The Sindh High Court (SHC) recently heard a petition challenging the purchase of land and building of a Bio-Gas plant for the Red Line Bus Rapid Transit (BRT) project in Cattle Colony. The Karachi Metropolitan Corporation (KMC), Sindh Environmental Protection Agency (SEPA), and other parties received notices from the SHC in this regard as well.
The petitioners asserted that the government’s decision to purchase 32 acres of property in Cattle Colony for a Bio-Gas plant was injurious to the health of the community’s people. Cattle Colony is a major meat and milk supplier to the city, and the selected site for the Bio-Gas plant had been designated for slaughterhouses and milk farming facilities.

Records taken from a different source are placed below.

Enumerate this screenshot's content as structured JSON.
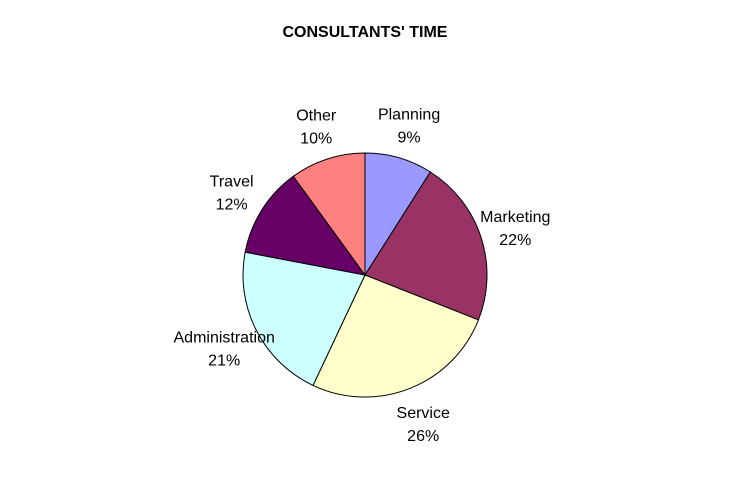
{
  "chart_data": {
    "type": "pie",
    "title": "CONSULTANTS' TIME",
    "slices": [
      {
        "label": "Planning",
        "value": 9,
        "value_text": "9%",
        "color": "#9999FF",
        "label_side": "right"
      },
      {
        "label": "Marketing",
        "value": 22,
        "value_text": "22%",
        "color": "#993366",
        "label_side": "right"
      },
      {
        "label": "Service",
        "value": 26,
        "value_text": "26%",
        "color": "#FFFFCC",
        "label_side": "right"
      },
      {
        "label": "Administration",
        "value": 21,
        "value_text": "21%",
        "color": "#CCFFFF",
        "label_side": "left"
      },
      {
        "label": "Travel",
        "value": 12,
        "value_text": "12%",
        "color": "#660066",
        "label_side": "left"
      },
      {
        "label": "Other",
        "value": 10,
        "value_text": "10%",
        "color": "#FF8080",
        "label_side": "left"
      }
    ],
    "legend": "none",
    "start_angle": "top",
    "direction": "clockwise"
  }
}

Furthermore, because it would be located in a highly populated region, the planned Bio-Gas facility will expose a huge number of people to dangerous contaminants. Furthermore, the practicality of a Bio-Gas plant for powering the transportation project had not been proven, and there are no present operational examples of biomethane-fueled mass transit systems.
The government neglected to analyze the project’s financial viability, as well as other possible alternatives to Bio-Gas.
Given the health effects for Cattle Colony inhabitants, the petitioners requested the SHC to rule the allotment of property in the Cattle Colony for the purpose of a Bio-Gas plant unconstitutional.
The petitioners’ attorney requested an expedited hearing on the case, pointing out that the Bio-Gas facility was being built in the region without the authority of SEPA. Following the preliminary hearing, the high court sent letters to SEPA and other relevant parties and requested comments by 17 May.